あの人はいっつも仕事に追われてて、あたしは拗(す)ねてばっかりで・・・
ふふ。でも意外だったわ。
生きることには不器用なくせに、あの人結構うまいのよ、金魚掬いが。
ほら、見て。この金魚たち。可愛いでしょ?
初めは赤い身を捩じらせ逃げ回っていた。
けど、みんなあの人に追い駆けられるうち、いつのまにかあの人に夢中になってすぐに腰砕けになりながらうっとりとあの人を見つめていたわ、その丸い目玉でね。
「誰かさんみたいに・・・かい?」
耳元に熱い息を吹きかけながらあの人はあたしの腰を長い指でそっと撫であげたの。
それからあの人は真っ赤な林檎飴をひとつ買ってくれたわ。
代わりばんこに、飴を舐め合いながら、あたしたちは若い恋人同士のようにお祭りの夜店の並ぶ境内をぐるぐると歩き回ったのよ。
気がつけば祭りの灯も消えて、あたしはあの人の腕の中にいた。
もどかしく帯を解いた後、あの人は一晩中あたしに素敵な夢を見させてくれたわ。
なのに、翌朝眼が覚めたら・・・
何処にも居ないのよ、あの人が。
でも、あの人の行く先はすぐにわかったわ。
だから、あたしはも一度浴衣(ゆかた)を纏(まと)うと、
こうしてタクシーを拾ったのよ、運転手さん。
「お客さん着きましたよ、ココでいいんですよね」
そうよ、篠沢墓地、ココでいいの。
ほらごらんなさい。

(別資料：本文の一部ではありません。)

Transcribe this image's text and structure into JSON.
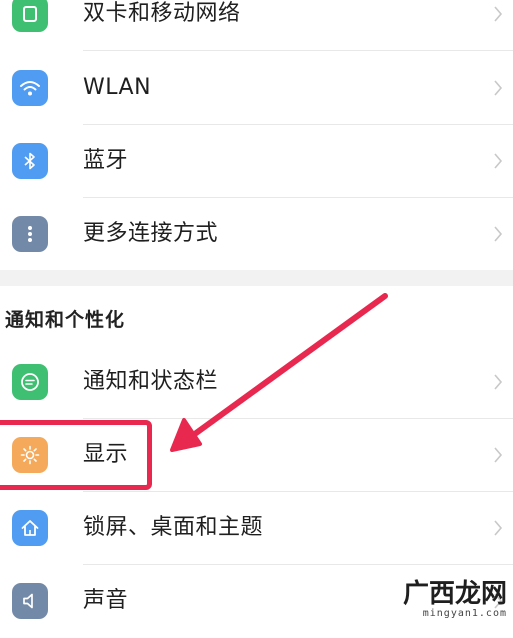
{
  "network_section": {
    "items": [
      {
        "label": "双卡和移动网络",
        "icon": "sim-card-icon",
        "color": "#3fbf71"
      },
      {
        "label": "WLAN",
        "icon": "wifi-icon",
        "color": "#4f9cf2"
      },
      {
        "label": "蓝牙",
        "icon": "bluetooth-icon",
        "color": "#4f9cf2"
      },
      {
        "label": "更多连接方式",
        "icon": "more-dots-icon",
        "color": "#7389a8"
      }
    ]
  },
  "personalization_section": {
    "title": "通知和个性化",
    "items": [
      {
        "label": "通知和状态栏",
        "icon": "notification-icon",
        "color": "#3fbf71"
      },
      {
        "label": "显示",
        "icon": "brightness-icon",
        "color": "#f5a95b"
      },
      {
        "label": "锁屏、桌面和主题",
        "icon": "home-icon",
        "color": "#4f9cf2"
      },
      {
        "label": "声音",
        "icon": "speaker-icon",
        "color": "#7389a8"
      }
    ]
  },
  "annotation": {
    "highlight_color": "#e8284e",
    "arrow_color": "#e8284e"
  },
  "watermark": {
    "name": "广西龙网",
    "url": "mingyan1.com"
  }
}
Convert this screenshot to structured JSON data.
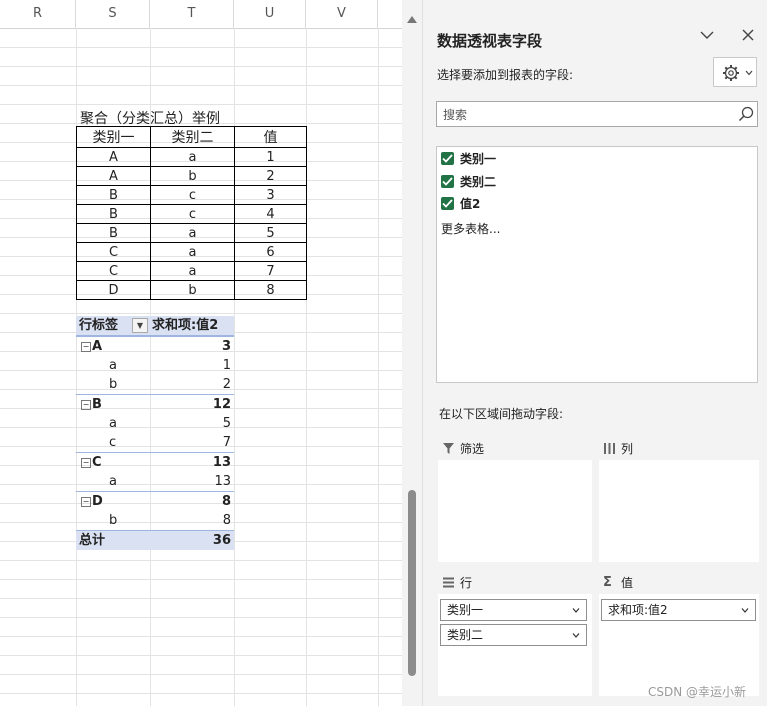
{
  "sheet": {
    "columns": [
      "R",
      "S",
      "T",
      "U",
      "V"
    ],
    "source_title": "聚合（分类汇总）举例",
    "source_headers": [
      "类别一",
      "类别二",
      "值"
    ],
    "source_rows": [
      [
        "A",
        "a",
        "1"
      ],
      [
        "A",
        "b",
        "2"
      ],
      [
        "B",
        "c",
        "3"
      ],
      [
        "B",
        "c",
        "4"
      ],
      [
        "B",
        "a",
        "5"
      ],
      [
        "C",
        "a",
        "6"
      ],
      [
        "C",
        "a",
        "7"
      ],
      [
        "D",
        "b",
        "8"
      ]
    ],
    "pivot": {
      "row_label": "行标签",
      "value_label": "求和项:值2",
      "groups": [
        {
          "name": "A",
          "total": "3",
          "items": [
            {
              "name": "a",
              "value": "1"
            },
            {
              "name": "b",
              "value": "2"
            }
          ]
        },
        {
          "name": "B",
          "total": "12",
          "items": [
            {
              "name": "a",
              "value": "5"
            },
            {
              "name": "c",
              "value": "7"
            }
          ]
        },
        {
          "name": "C",
          "total": "13",
          "items": [
            {
              "name": "a",
              "value": "13"
            }
          ]
        },
        {
          "name": "D",
          "total": "8",
          "items": [
            {
              "name": "b",
              "value": "8"
            }
          ]
        }
      ],
      "grand_total_label": "总计",
      "grand_total": "36"
    }
  },
  "pane": {
    "title": "数据透视表字段",
    "subtitle": "选择要添加到报表的字段:",
    "search_placeholder": "搜索",
    "fields": [
      {
        "label": "类别一",
        "checked": true
      },
      {
        "label": "类别二",
        "checked": true
      },
      {
        "label": "值2",
        "checked": true
      }
    ],
    "more_tables": "更多表格...",
    "drag_hint": "在以下区域间拖动字段:",
    "areas": {
      "filters": {
        "title": "筛选",
        "items": []
      },
      "columns": {
        "title": "列",
        "items": []
      },
      "rows": {
        "title": "行",
        "items": [
          "类别一",
          "类别二"
        ]
      },
      "values": {
        "title": "值",
        "items": [
          "求和项:值2"
        ]
      }
    },
    "accent_color": "#217346"
  },
  "watermark": "CSDN @幸运小新"
}
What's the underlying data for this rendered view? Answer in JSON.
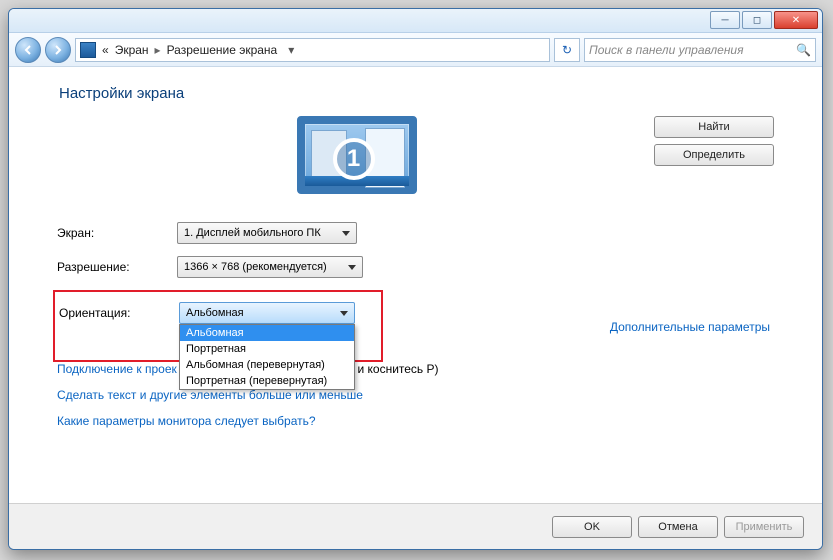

やっぱり、いた。あのお墓の前、ね、見えるでしょ?
ちょっと猫背のあの人の後姿が。
やあね、あの人ったら、神妙に手を合わせてる。うふ。
・・・あたしがアソコに居ると思ってるんだわ。
そうね、もうお盆も終わりだものね。
あの人にお別れを言ったら、あたしも帰らなくちゃ、ええ・・・アソコにね。
まあ、運転手さん。何を慌てているの。
乗せたはずの浴衣の女が急に消えてしまったから?
ごめんなさい。驚かすつもりはなかったの。
久しぶりにあの人に逢えて、ついはしゃいじゃったの。
そうだわ、代わりに、この金魚たちを置いていくわね。
ううん、あたしはいいの。
きっと来年もにあの人はあたしの為に金魚を何匹も掬ってくれるだろうから。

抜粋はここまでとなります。